Snyders stresses the importance of ensuring that everyone in the team understands the company’s values and, as a leader, communication is best projected through living the values and validating that these are personal values and “not just an HR gimmick”.
He says at Liberty Two Degrees there are various forums where staff are encouraged to bring ideas for collaborative creative thinking and sharing.
“Continuous engagement in an informal manner is also encouraged, coupled with a philosophy that no contribution is considered inconsequential,” Snyders says. “As a leadership team we strive to demonstrate this in the performance of our work and in our engagements with the team and our broader stakeholders. We hope that setting the example in our actions resonates through the broader team but remain constantly mindful of identifying any misalignment and ensuring these are timeously addressed.”
Snyders says his early career was influenced by several influential people who have contributed to his professional and personal development. He gives particular mention to two people who have had a lasting impact on his life and contributed to his professional development.
These are Herman Rhoda, a past lecturer at the University of Cape Town, who “spent countless extra hours tutoring various students in finance without compensation” and was a selfless teacher. The second would be Greg Mckenzie from Rand Merchant Bank.
He says Mckenzie gave him his first opportunity in investment banking and, in addition to the countless hours spent explaining the intricacies of structured finance, was a great mentor and his work ethic rubbed off on him. It is this work ethic that he wants to ensure becomes the DNA of Liberty Two Degrees.
Snyders says decision making at the company is done with a collaborative approach with everyone’s contributions being considered.

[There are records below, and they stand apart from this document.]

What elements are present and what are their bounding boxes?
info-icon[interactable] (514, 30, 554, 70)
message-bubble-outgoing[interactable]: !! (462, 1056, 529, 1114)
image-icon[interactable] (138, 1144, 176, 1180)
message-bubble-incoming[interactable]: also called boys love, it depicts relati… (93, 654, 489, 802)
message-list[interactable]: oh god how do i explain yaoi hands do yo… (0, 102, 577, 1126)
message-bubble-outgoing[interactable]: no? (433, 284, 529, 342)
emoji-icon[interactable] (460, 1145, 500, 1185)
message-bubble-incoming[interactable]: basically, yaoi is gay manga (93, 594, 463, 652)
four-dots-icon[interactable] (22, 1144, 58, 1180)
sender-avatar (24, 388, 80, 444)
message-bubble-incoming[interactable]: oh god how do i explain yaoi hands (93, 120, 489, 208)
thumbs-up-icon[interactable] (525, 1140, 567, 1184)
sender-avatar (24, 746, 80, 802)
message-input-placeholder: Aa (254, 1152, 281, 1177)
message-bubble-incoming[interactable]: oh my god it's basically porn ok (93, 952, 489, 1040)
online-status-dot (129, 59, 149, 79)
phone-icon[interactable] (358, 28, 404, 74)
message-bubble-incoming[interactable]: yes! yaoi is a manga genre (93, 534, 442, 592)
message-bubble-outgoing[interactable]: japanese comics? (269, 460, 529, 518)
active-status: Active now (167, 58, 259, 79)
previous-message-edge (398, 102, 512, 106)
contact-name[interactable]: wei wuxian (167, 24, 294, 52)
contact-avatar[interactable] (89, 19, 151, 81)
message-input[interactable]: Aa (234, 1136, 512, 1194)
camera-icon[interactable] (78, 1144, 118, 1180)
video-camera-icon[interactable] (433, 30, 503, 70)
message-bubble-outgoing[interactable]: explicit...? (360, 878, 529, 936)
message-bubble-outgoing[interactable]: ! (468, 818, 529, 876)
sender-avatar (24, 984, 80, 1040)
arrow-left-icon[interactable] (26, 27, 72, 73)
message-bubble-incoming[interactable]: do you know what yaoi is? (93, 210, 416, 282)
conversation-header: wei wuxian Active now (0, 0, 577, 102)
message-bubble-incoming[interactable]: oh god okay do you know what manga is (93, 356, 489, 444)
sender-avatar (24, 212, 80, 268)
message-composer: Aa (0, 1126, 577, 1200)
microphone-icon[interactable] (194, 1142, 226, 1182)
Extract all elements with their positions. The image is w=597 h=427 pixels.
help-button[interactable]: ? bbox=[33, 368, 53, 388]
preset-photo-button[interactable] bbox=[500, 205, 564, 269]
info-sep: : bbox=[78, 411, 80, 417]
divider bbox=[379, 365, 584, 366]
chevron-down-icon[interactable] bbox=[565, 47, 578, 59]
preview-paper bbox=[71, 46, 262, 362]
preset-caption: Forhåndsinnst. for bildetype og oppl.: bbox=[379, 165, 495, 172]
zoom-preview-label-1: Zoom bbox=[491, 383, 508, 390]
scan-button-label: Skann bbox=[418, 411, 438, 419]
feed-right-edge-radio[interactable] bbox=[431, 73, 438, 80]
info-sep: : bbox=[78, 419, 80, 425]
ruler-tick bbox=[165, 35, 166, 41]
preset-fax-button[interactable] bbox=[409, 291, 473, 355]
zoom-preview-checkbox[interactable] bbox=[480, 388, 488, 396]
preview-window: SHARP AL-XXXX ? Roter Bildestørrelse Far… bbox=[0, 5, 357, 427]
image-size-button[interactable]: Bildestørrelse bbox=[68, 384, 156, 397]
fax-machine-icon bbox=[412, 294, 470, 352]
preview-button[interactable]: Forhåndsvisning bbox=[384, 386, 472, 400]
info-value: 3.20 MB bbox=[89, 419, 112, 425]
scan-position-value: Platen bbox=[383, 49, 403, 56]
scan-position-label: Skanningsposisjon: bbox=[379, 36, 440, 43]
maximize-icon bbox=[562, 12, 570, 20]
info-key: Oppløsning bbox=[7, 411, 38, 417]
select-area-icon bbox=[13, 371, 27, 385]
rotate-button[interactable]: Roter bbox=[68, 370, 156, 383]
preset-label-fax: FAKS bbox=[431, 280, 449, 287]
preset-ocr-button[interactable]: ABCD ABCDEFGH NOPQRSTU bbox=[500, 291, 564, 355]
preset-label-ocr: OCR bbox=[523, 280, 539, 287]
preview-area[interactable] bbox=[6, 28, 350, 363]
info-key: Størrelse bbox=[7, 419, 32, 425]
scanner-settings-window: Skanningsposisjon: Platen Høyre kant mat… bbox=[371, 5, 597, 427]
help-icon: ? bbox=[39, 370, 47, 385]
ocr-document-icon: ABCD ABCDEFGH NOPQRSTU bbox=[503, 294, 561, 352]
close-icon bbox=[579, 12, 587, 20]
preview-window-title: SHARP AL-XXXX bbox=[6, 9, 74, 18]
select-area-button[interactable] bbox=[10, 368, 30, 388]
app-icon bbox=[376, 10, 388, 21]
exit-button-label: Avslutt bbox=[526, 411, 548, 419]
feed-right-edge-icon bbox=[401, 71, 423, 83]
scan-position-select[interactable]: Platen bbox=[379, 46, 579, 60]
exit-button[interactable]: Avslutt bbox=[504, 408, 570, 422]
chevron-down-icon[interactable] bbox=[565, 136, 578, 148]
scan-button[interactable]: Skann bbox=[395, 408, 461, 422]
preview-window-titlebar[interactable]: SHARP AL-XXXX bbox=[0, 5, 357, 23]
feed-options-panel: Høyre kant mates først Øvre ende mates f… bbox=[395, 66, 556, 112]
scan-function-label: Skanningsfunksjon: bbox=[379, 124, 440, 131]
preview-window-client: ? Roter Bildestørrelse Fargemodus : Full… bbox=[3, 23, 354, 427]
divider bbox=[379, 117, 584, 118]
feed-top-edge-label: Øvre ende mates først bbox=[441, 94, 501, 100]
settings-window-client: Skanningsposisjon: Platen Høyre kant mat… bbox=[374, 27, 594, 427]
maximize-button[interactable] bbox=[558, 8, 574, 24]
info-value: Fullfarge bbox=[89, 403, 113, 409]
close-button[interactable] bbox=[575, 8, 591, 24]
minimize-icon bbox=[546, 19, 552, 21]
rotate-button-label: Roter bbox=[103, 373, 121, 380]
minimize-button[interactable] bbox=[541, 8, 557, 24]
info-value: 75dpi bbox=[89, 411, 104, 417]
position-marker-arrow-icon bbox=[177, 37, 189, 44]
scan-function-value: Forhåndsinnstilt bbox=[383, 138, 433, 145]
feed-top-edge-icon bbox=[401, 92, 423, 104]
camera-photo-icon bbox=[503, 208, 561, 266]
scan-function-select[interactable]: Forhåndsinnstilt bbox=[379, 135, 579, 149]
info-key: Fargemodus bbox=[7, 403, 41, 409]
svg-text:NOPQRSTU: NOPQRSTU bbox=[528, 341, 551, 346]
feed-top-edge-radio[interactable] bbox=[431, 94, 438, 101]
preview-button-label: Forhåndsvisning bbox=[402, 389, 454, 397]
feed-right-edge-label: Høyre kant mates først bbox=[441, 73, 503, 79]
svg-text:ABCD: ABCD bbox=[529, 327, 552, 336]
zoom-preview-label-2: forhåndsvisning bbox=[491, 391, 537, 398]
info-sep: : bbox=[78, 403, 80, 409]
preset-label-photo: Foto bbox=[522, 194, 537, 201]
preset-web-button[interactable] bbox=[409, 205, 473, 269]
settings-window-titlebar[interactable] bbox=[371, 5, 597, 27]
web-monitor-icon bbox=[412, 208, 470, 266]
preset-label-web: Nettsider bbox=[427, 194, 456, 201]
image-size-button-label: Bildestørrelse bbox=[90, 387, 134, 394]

As for the company’s future, Beattie has the last word. She strongly believes the company’s continued success and growth will depend on attracting the right staff. “Competing for talent and being able to attract the right people and to build a resilient and sustainable organisation for the future is important,” Beattie says. “What works today might not work tomorrow and the same skills that maintain a business can’t grow a business, so leaders have to encourage and ensure diversity of skills across all business cycles in order to remain successful.”